United Nations

These same two words function for some as a reference to a much-needed union of nations to promote humanitarian values, provide an international standard of laws and a deliberative and lawful conflict resolution alternative to brute power and war - while to others, they reflect a worrisome gathering of elite powers forcing their agendas upon the world.  The UN agenda has been characterized by some on the left as “imperialist”, by some on the right as “secular-progressive”, by some religious conservatives as “occult”, and by many on both the right and left as “hostile to American national sovereignty.”  Still others see in the UN a kind of ‘mixed bag’--some good, some bad.

One argument made by libertarians and conservatives, in particular, is that the United Nations has become a bastion for hypocrisy, waste, and ineffectiveness. For instance, concerns have been raised that the UN Human Rights Council, recently chaired by Saudi Arabia, includes many of what some people consider to be the most egregious abusers of human rights, including Cuba, Sudan, Venezuela, Mauritania, Gabon, and others. Others point to high profile corruption and mismanagement, including the 1990s oil-for-food program which implicated UN leader Kofi Annan - and accusations of UN peacekeepers raping local populations.

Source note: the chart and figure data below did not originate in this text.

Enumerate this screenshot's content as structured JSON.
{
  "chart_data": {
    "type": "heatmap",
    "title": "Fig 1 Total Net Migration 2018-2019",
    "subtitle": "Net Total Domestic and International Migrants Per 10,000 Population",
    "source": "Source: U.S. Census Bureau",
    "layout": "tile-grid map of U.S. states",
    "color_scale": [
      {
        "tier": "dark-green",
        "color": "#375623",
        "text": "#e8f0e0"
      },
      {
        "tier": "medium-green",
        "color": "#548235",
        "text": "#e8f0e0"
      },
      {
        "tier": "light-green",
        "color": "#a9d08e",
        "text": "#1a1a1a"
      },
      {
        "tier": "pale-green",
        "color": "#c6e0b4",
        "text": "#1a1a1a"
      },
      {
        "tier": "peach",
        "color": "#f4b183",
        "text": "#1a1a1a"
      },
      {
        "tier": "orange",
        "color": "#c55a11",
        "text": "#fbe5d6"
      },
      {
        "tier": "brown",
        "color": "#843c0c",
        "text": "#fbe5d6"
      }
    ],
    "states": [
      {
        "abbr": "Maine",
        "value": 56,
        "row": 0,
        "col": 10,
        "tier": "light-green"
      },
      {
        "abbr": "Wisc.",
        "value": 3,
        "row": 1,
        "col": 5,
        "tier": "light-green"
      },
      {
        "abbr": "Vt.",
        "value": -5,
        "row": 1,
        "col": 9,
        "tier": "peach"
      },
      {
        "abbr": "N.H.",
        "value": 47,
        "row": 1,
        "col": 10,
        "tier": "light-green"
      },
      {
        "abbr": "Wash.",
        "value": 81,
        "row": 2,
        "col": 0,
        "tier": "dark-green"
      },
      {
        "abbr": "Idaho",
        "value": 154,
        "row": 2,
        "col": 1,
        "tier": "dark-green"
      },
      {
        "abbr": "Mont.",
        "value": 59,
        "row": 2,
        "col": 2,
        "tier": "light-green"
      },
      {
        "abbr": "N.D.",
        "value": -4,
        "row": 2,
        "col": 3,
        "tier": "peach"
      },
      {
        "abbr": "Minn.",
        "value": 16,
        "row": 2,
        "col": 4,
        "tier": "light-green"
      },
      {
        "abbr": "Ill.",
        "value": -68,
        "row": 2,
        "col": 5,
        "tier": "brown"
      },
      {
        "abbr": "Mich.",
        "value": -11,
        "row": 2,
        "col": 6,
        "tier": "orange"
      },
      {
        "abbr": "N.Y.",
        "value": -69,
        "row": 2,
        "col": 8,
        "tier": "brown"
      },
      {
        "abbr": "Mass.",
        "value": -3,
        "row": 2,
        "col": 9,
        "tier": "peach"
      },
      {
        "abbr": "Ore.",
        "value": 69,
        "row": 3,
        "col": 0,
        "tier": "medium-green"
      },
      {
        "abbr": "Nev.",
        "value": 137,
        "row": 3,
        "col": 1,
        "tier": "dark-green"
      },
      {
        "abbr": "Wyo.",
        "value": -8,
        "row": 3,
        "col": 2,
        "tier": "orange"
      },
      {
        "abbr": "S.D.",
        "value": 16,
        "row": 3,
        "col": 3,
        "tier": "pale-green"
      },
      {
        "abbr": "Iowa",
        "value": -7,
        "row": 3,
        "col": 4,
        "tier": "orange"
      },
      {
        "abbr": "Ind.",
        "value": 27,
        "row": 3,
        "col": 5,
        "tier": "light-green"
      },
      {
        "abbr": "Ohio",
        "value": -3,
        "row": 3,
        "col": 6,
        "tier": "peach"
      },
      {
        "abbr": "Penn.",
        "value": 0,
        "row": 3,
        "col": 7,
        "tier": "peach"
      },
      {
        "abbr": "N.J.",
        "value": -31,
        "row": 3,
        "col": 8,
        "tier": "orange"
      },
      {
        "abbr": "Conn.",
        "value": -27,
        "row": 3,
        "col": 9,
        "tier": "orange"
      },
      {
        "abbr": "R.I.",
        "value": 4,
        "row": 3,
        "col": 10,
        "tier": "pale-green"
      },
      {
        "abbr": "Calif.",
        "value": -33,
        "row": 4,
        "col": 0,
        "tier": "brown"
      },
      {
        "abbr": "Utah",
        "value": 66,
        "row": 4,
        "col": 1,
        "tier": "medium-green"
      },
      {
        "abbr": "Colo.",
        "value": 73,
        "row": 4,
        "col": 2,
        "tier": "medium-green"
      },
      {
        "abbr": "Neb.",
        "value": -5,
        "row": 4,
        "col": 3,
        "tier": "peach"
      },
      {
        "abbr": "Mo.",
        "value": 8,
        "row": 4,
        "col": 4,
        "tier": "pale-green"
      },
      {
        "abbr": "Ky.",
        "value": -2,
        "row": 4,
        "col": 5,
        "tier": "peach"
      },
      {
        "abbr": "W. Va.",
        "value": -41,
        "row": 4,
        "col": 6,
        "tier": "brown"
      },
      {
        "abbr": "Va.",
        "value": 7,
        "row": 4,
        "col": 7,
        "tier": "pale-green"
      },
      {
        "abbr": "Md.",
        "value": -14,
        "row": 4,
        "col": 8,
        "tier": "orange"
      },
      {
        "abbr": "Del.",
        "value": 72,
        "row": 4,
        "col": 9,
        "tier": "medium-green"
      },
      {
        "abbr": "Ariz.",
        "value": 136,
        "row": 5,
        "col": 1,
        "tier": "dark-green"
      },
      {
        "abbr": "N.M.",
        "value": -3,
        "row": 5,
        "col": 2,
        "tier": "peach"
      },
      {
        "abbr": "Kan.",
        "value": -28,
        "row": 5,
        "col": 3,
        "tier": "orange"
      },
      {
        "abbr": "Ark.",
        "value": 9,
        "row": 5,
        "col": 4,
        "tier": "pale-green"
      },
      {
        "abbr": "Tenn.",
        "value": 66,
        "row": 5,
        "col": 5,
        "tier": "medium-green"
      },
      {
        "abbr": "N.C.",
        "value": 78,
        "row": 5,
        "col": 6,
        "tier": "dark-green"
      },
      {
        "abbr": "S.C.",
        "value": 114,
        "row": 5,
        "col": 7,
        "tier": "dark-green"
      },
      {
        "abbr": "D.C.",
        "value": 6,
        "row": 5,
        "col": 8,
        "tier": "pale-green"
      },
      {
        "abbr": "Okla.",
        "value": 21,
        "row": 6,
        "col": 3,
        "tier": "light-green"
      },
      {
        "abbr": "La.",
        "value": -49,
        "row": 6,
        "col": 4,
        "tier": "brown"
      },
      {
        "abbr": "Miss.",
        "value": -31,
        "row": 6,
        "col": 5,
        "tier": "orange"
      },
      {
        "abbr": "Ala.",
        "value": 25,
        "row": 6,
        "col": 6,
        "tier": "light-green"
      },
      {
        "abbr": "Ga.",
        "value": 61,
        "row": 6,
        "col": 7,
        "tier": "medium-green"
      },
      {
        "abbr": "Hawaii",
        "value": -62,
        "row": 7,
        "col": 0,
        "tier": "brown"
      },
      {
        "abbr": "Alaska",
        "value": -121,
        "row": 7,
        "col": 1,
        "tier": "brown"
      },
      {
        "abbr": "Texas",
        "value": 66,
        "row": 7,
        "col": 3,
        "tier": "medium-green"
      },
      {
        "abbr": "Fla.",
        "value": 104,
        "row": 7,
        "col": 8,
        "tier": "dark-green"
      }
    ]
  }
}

Thus some see the UN as hopelessly compromised and morally illegitimate.

From another perspective, these represent human failings that happen in any organization - and the ongoing insistence on flaws and failings represents an over-focus on negatives in an organization that has and will continue to do much good in the world. From this vantage point, critics are seen as coming from a place of fear-mongering and excessive critique in relation to the U.N. - obscuring the necessity of coordinating needs across the world community. Others, too, point to what they see as the rather dismal human rights record of nearly every nation (including the United States), and thus see the UN more as a gathering of sinners than saints, but still much to be preferred to a lawless brawl.